The improved query results are much better and informative now:

The Distinct_Genres is correctly 12 for all because our dataset contains 12 genres total, and these publishers appear to cover all (or almost all) genres.

The Total_Sales and Avg_Sales_Per_Genre give clear revenue scale and average earnings per genre.

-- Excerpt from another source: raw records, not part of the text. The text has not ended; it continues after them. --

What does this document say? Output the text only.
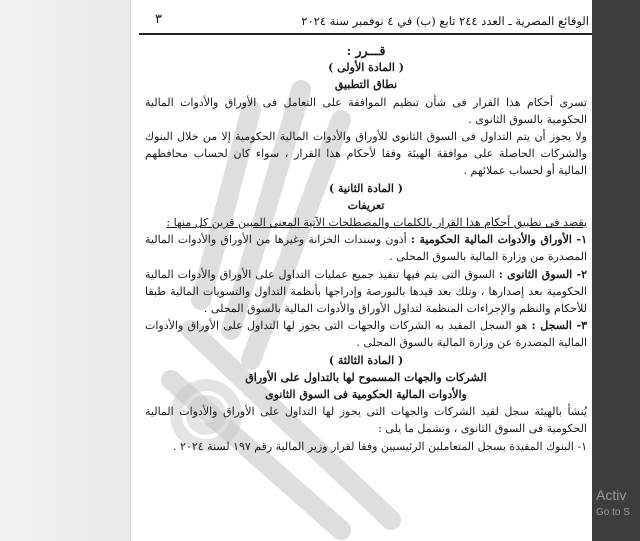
الوقائع المصرية ـ العدد ٢٤٤ تابع (ب) في ٤ نوفمبر سنة ٢٠٢٤
٣

قـــرر :

( المادة الأولى )

نطاق التطبيق

تسرى أحكام هذا القرار فى شأن تنظيم الموافقة على التعامل فى الأوراق والأدوات المالية الحكومية بالسوق الثانوى .

ولا يجوز أن يتم التداول فى السوق الثانوى للأوراق والأدوات المالية الحكومية إلا من خلال البنوك والشركات الحاصلة على موافقة الهيئة وفقا لأحكام هذا القرار ، سواء كان لحساب محافظهم المالية أو لحساب عملائهم .

( المادة الثانية )

تعريفات

يقصد فى تطبيق أحكام هذا القرار بالكلمات والمصطلحات الآتية المعنى المبين قرين كل منها :

١- الأوراق والأدوات المالية الحكومية : أذون وسندات الخزانة وغيرها من الأوراق والأدوات المالية المصدرة من وزارة المالية بالسوق المحلى .

٢- السوق الثانوى : السوق التى يتم فيها تنفيذ جميع عمليات التداول على الأوراق والأدوات المالية الحكومية بعد إصدارها ، وتلك بعد قيدها بالبورصة وإدراجها بأنظمة التداول والتسويات المالية طبقا للأحكام والنظم والإجراءات المنظمة لتداول الأوراق والأدوات المالية بالسوق المحلى .

٣- السجل : هو السجل المقيد به الشركات والجهات التى يجوز لها التداول على الأوراق والأدوات المالية المصدرة عن وزارة المالية بالسوق المحلى .

( المادة الثالثة )

الشركات والجهات المسموح لها بالتداول على الأوراق

والأدوات المالية الحكومية فى السوق الثانوى

يُنشأ بالهيئة سجل لقيد الشركات والجهات التى يجوز لها التداول على الأوراق والأدوات المالية الحكومية فى السوق الثانوى ، وتشمل ما يلى :

١- البنوك المقيدة بسجل المتعاملين الرئيسيين وفقا لقرار وزير المالية رقم ١٩٧ لسنة ٢٠٢٤ .

Activ
Go to S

The Sales_Concentration_HHI metric provides new insight:

Publishers with lower HHI (~0.13) like Nintendo and Sony have more evenly distributed sales across genres, indicating broader and balanced portfolios.

Higher HHI (e.g., Take Two Interactive at ~0.34) indicates concentration of sales in fewer genres, showing specialization or market power in key segments.